Berlin 2022: Return to Dust movie review – Chinese director Li Ruijun finds bleak poetry in an arranged marriage between two villagers

  • The tender, heartwarming relationship between a hard-working farmer and an abused woman is at the heart of Return to Dust by Chinese writer-director Li Ruijun
  • Wu Renlin, who stars as the farmer, shines in a deeply humane film that also deals with the conflict between rural traditions and increasing modernisation
Wu Renlin (left) and Hai Qing in a still from Return to Dust. Photo: Hucheng No.7 Films Ltd

4/5 stars

In a time when toxic masculinity is a prevalent topic in films, it’s refreshing to see a work about a good man.

Return to Dust is the latest effort from Chinese writer-director Li Ruijun and his first feature-length film since 2017’s Walking Past the Future. At its centre is a farmer named Ma (Wu Renlin). Fair, tender and hard-working, he is not a man who likes to be in anyone’s debt. “This is this, that is that,” he says, more than once, as he settles his accounts.

Early in the film, which is set in Gansu province in northwest China, Ma meets Guiying (Hai Qing), the woman destined to become his wife in an arranged marriage.

Bullied and beaten as a child, she is infertile and unable to control her bladder, frequently wetting herself, and barely speaks in the film’s first half. “Her life is miserable,” remarks one villager, a fact later confirmed when she reveals that she used to live in a shed in her brother’s backyard.

Ma treats her with love and affection. Only once does he lose his temper with her, when she falls over trying to load corn onto a rickety cart pulled by their faithful donkey, and within minutes he is trying to cheer her up again.

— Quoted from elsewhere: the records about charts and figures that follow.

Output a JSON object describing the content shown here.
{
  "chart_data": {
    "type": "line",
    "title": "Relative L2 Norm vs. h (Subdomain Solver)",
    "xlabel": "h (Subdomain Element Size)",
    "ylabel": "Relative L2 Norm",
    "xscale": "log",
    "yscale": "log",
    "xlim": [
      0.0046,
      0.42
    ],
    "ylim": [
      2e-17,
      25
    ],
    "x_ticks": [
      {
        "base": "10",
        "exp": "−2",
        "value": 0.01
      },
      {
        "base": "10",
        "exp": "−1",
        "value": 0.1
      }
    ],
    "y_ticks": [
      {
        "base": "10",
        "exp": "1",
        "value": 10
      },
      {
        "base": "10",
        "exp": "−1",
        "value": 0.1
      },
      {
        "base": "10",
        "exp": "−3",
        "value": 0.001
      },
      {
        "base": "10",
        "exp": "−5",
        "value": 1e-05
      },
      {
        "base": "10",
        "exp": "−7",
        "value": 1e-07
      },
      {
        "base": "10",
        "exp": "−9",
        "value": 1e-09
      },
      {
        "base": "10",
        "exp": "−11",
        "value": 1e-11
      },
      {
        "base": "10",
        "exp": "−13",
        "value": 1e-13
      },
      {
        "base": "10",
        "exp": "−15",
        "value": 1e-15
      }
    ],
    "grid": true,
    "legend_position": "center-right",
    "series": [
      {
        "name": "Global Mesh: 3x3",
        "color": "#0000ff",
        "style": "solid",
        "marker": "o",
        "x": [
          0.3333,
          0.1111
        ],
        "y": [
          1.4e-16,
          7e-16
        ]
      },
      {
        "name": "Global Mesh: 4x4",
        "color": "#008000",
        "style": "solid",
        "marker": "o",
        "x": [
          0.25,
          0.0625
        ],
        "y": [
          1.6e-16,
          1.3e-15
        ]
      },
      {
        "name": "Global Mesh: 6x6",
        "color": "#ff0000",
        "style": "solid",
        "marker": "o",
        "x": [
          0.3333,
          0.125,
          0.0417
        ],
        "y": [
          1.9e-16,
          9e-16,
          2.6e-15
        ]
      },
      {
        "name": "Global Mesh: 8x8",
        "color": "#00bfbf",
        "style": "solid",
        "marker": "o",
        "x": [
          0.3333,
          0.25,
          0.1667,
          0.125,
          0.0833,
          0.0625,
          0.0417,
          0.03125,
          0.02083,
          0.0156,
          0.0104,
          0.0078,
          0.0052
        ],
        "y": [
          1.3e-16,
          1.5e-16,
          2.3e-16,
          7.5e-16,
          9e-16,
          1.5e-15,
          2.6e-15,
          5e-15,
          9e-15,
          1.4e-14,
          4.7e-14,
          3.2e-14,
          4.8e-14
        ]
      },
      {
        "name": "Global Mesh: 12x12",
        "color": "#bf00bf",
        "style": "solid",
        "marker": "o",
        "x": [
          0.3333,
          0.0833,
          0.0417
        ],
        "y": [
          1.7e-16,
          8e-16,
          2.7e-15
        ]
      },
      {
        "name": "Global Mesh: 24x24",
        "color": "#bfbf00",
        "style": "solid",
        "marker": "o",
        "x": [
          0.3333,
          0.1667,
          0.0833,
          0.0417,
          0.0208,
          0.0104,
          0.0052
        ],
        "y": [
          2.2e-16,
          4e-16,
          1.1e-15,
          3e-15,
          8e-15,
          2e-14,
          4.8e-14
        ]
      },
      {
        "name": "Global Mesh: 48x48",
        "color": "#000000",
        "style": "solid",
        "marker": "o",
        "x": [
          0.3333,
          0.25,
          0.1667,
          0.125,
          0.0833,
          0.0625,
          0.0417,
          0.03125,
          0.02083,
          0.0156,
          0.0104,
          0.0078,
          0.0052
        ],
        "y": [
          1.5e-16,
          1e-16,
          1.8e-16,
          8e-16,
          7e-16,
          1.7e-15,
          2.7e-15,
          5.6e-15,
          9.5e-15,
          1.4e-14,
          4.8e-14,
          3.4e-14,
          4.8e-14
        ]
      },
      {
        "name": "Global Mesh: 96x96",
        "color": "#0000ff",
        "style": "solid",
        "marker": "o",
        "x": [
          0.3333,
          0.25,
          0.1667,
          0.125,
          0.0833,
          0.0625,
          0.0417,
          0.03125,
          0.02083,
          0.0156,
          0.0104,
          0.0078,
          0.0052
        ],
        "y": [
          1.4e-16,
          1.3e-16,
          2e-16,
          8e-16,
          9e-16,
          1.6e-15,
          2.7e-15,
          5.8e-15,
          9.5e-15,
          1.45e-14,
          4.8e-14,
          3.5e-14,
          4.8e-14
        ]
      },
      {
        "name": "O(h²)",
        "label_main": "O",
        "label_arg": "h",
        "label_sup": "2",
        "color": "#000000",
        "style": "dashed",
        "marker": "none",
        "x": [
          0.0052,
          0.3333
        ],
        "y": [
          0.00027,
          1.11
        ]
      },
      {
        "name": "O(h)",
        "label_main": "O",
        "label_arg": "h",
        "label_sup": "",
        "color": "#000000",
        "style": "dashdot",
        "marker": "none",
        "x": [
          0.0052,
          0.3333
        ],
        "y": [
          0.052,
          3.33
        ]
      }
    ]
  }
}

Hai Qing (left) and Wu Renlin in a still from Return to Dust. Photo: Hucheng No. 7 Films Ltd
Hai Qing (left) and Wu Renlin in a still from Return to Dust. Photo: Hucheng No. 7 Films Ltd

They have an affectionate ritual, pressing several seeds into the other person’s skin to imprint a flowerlike shape – a perfect image in a film that marvels in the beauty of the natural world, whether it’s newborn chicks, swallows in a nest or a fish in a river.

Life is exceptionally tough for Ma and Guiying, and the others in the village, who are exploited by those in power. In an intriguing subplot, Ma gains some cachet by giving blood to local bigwig Zhang Yongfu, an unseen figure who has been admitted to hospital and is in need of Ma’s rare blood type.

While Guiying finds it upsetting watching her husband feel faint every time he donates, Ma stoically carries on – yet another example of his selfless nature.

The film also deals with forced urbanisation, as houses are demolished and soulless concrete blocks erected, and the director craftily shows the tensions between rural traditions and increasing modernisation. Although the tone is bleak – with a title like Return to Dust, it’s hardly a surprise – this is also a deeply humane film.

The performances of the two leads impress, particularly that of Wu, a non-professional actor of great physicality. And a word also for their beast of burden – it might be the best donkey in a movie since Robert Bresson’s Au Hasard Balthazar.